L’Ile-Saint-Denis. Le courageux témoignage de Laëtitia atteinte du Coronavirus

 L’Ile-Saint-Denis. Le courageux témoignage de Laëtitia atteinte du Coronavirus

Illustration du coronavirus. Martin Bertrand / Hans Lucas / AFP


"J’ai gardé le secret pendant longtemps, comme si j’avais fauté. Enfin, à part mes très proches, je n'ai rien dit à personne. Mais ce soir, je vais vous en parler."


"Moi aussi, j’ai attrapé le Coronavirus. Il se peut que ce soit en allant voir le docteur Ouanounou, mais en vrai, je ne le saurai jamais, parce que ce virus est partout, sur nos bouches, nos vêtements, sur les poignées des portes… et la seule façon de ne pas le choper aujourd’hui, c’est de rester à la maison.


"Encore trop de gens, dans notre ville, minimise cette maladie. Moi, ça fait plus de 15 jours que je ne sors pas. Je vis chez moi, recluse, moi, dans ma pièce, mes deux enfants et mon mari dans les autres parties de l’appartement.

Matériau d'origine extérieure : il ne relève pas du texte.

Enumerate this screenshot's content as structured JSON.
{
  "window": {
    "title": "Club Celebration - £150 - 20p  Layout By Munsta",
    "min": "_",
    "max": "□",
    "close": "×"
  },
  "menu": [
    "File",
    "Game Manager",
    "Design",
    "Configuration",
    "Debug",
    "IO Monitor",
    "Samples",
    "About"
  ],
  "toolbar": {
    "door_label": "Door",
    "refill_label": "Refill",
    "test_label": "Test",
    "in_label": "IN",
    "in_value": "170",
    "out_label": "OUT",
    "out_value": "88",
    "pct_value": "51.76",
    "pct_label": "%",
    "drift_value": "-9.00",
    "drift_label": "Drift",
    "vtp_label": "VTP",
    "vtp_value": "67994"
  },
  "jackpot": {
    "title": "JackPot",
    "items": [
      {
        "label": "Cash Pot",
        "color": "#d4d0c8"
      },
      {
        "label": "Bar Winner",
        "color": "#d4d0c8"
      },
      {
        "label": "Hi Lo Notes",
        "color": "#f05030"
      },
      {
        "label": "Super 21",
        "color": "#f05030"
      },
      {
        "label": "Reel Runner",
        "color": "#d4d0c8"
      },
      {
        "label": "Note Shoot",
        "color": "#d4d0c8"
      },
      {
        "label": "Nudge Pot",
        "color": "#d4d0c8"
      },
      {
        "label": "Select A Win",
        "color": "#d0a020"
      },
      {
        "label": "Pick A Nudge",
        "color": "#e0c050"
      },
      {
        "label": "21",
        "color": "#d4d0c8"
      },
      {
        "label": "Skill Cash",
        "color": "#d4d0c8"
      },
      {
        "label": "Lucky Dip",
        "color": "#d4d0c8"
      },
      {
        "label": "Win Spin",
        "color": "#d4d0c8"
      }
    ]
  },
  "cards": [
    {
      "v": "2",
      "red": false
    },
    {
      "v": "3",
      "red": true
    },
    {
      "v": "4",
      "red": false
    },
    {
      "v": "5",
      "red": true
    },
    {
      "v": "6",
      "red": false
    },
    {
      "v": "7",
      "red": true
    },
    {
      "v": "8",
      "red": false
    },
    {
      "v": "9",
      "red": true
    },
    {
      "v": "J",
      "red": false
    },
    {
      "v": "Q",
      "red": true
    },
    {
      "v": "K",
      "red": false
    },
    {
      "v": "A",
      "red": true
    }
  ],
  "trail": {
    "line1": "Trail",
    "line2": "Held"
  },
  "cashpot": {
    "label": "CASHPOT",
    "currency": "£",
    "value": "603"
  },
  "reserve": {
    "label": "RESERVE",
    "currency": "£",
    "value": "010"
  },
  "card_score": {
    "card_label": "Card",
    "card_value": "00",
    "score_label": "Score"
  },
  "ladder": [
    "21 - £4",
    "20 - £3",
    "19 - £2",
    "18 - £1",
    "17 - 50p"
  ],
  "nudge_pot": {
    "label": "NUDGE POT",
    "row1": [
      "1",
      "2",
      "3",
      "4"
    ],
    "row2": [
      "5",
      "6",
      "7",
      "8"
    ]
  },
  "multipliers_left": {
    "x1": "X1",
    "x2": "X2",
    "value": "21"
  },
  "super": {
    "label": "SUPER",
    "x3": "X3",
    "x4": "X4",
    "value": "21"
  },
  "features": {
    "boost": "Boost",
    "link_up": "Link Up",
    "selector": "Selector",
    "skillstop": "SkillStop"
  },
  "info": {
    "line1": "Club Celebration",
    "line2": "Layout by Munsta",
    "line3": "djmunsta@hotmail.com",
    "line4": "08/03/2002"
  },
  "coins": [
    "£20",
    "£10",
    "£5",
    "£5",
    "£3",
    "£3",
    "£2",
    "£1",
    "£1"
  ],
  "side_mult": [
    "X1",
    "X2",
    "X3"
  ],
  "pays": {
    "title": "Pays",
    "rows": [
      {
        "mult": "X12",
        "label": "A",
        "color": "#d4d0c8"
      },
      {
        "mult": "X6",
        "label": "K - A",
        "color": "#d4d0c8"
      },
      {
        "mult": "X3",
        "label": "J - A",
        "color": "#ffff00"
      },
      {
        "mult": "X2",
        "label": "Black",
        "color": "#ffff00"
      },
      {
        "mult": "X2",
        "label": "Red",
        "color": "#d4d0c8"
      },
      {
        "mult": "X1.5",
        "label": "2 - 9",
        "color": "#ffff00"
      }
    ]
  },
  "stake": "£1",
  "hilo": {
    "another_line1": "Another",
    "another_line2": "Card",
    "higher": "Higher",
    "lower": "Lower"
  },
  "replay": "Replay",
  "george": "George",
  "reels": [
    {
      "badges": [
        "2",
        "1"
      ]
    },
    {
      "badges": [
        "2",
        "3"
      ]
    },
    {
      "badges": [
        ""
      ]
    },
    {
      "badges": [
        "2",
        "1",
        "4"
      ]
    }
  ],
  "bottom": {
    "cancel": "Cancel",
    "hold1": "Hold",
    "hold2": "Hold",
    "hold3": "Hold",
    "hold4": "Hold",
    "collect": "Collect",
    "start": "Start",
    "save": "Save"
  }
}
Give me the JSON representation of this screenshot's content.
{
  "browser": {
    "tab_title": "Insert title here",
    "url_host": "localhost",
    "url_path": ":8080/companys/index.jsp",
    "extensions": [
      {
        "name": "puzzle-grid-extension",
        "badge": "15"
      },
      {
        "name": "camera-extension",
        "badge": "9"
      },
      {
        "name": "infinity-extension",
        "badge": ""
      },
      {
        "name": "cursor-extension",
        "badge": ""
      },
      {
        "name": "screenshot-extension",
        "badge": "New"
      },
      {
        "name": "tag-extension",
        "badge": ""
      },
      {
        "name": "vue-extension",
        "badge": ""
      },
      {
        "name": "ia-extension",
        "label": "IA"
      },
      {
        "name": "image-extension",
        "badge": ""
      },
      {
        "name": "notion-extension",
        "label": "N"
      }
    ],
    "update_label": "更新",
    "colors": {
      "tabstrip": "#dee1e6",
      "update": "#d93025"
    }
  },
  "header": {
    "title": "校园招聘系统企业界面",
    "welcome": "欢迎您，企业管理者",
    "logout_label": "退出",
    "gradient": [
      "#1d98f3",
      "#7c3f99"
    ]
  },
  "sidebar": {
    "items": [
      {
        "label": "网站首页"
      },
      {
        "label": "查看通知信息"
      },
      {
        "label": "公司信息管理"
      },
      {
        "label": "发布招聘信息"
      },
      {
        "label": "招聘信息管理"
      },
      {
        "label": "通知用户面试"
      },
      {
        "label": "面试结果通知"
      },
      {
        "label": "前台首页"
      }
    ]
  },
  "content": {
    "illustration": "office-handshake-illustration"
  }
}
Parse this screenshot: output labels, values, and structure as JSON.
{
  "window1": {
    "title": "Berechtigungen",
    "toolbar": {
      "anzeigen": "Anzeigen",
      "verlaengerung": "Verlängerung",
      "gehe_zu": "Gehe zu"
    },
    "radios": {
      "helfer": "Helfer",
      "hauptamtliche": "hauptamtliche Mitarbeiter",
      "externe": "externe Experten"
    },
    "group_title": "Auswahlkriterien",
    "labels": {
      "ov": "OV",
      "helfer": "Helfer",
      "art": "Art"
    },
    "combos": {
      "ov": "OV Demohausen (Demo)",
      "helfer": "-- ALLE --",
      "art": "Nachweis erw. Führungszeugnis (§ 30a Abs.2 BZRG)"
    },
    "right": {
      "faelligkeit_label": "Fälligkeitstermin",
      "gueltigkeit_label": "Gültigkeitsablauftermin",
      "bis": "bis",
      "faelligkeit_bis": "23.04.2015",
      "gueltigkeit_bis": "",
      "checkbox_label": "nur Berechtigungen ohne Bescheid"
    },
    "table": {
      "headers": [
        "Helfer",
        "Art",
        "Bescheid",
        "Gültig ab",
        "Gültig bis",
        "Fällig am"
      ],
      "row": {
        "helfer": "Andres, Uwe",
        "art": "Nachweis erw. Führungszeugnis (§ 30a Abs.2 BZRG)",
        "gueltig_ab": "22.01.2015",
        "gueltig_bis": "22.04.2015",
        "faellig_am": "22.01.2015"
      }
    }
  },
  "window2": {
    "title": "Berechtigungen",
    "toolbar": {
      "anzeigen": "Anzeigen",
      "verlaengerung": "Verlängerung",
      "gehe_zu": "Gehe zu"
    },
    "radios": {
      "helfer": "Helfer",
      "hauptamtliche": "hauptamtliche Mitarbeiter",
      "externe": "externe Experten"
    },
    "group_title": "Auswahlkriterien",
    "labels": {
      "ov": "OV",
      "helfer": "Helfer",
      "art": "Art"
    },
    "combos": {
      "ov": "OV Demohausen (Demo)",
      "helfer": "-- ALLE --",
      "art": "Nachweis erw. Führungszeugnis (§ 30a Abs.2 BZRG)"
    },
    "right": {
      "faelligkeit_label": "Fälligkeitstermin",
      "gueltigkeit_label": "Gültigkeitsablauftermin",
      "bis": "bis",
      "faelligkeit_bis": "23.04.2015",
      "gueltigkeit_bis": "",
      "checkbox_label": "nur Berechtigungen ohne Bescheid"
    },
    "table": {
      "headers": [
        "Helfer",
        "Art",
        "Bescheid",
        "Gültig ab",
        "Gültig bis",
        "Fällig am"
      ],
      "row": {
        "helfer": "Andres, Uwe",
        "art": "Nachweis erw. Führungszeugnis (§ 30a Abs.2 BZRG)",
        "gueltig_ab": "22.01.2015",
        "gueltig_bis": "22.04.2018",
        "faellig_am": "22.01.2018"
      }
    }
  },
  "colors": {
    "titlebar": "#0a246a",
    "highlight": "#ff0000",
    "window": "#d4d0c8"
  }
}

C’est dur de ne plus toucher les gens que tu aimes. Mais je m'accroche en pensant à l'après. Quand nous pourrons de nouveau vivre comme avant.


"Ce soir, ça va mieux. Le gros de la maladie est derrière moi, enfin, je veux le croire. Je tousse moins, j'ai moins de fièvre. 


"Dimanche 15 mars, ce fut ma première journée de toux. J'ai eu peur. Comme jamais auparavant. Les jours ont suivi, d’autres symptômes sont arrivés : entre courbatures et maux de tête, je sentais la maladie s'installer.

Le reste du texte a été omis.